If it’s not possible, I understand but as an alternative, perhaps adding the ability to give the specified initial number of words a special character style could be a workaround? (A bit of a kludge, admittedly, but I can reliably set small caps – or any other character decorations using that method.)
We experimented with using native small caps, font support allowing, from the Edit ▸ Transformations ▸ Make Small Caps menu command. It worked fine in Scrivener, but unfortunately Word reads typography differently from the Mac, and only a small subset of fonts worked with it. Ultimately the capability felt too unpredictable to be put into use.

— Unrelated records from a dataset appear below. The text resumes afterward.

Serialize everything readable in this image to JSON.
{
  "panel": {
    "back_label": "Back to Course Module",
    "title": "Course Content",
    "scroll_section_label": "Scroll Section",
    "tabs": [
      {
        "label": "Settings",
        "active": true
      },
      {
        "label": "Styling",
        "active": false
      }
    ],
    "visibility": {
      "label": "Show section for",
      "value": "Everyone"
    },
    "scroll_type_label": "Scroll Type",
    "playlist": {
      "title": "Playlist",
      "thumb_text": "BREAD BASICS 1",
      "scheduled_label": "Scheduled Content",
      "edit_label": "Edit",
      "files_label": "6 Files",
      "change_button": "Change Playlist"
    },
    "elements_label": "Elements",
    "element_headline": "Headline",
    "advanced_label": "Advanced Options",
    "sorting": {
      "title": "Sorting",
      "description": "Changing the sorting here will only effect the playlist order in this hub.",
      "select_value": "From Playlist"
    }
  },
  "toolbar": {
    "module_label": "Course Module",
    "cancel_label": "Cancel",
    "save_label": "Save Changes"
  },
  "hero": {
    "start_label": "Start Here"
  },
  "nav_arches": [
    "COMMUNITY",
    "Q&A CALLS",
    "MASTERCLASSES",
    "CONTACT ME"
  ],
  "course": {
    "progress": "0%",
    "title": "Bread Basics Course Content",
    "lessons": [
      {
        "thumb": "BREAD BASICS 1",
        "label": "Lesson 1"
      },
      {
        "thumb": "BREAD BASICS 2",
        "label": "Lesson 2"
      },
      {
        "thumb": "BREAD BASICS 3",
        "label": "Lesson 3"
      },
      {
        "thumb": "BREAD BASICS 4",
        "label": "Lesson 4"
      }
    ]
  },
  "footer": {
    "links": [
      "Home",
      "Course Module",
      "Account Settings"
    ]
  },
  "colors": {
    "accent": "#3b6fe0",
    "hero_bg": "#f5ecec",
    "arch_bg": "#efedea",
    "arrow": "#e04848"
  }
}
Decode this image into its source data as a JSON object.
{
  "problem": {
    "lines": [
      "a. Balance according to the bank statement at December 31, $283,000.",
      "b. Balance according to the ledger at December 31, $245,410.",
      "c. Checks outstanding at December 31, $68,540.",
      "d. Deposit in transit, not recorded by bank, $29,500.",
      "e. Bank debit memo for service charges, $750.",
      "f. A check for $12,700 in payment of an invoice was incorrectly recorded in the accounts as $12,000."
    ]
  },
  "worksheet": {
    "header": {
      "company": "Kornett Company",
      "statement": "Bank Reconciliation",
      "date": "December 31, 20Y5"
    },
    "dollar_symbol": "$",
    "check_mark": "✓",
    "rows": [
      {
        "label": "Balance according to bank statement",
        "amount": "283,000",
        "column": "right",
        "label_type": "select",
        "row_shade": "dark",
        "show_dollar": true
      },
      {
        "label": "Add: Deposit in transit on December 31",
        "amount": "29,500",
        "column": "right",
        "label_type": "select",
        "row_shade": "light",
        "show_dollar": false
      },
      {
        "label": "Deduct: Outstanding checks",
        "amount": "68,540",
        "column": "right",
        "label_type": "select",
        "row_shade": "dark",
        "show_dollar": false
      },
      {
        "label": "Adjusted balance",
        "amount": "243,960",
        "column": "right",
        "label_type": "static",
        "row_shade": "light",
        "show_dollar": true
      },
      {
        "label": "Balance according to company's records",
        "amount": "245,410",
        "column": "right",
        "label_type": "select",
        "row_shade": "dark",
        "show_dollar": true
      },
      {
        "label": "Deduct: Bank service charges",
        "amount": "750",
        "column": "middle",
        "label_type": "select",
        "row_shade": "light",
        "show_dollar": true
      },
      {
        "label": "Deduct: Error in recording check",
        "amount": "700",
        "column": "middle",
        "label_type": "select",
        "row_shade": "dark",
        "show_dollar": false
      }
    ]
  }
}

That same underlying problem would be there for compile-based conversions as well. I fear we’d just end up with a lot of questions asking why when small caps is set, absolutely nothing happens—with the only reasonable answer being: try a bunch of different fonts and hope you find one you (a) like that (b) works.
Perhaps in an alternate perfect world where Word died off in the ’90s… well, I could stop there.
Well one thing worth noting is that Scrivener won’t remove typography unless the target font doesn’t support it. So one way of approaching this in a clean and flexible manner is:
Select the first few words in an example document in the Draft that would ordinarily get the setting applied to it.
Use the font palette to apply small caps typography to the selection.
Use the Format ▸ Style ▸ New Style from Selection… menu command. Create this as a Character style that doesn’t adjust the font.
And that’s all you have to do for typical word processing output. A style will preserve the formatting attributes of the marked text, and leave that text marked with the named style in your word procecssor. This has two advantages:
Those that can handle small caps will probably be using them out of the box.
If it or the compile format doesn’t (.docx), no biggie. You have the text styled, which means you can go into the word processor’s style modification mechanism and apply the small caps to the style. (That said, does Pages not even support character styles?!)
The other advantage of using styles for this is that if you do not want small caps sometimes (say eBooks, which generally rely upon faking it), then you can adjust your compile settings to override what this style does.
Of course it means manually setting the text—but that’s how this is typically done anyway. Otherwise you can end up with awkward stuff like the first six words of a seven word sentence.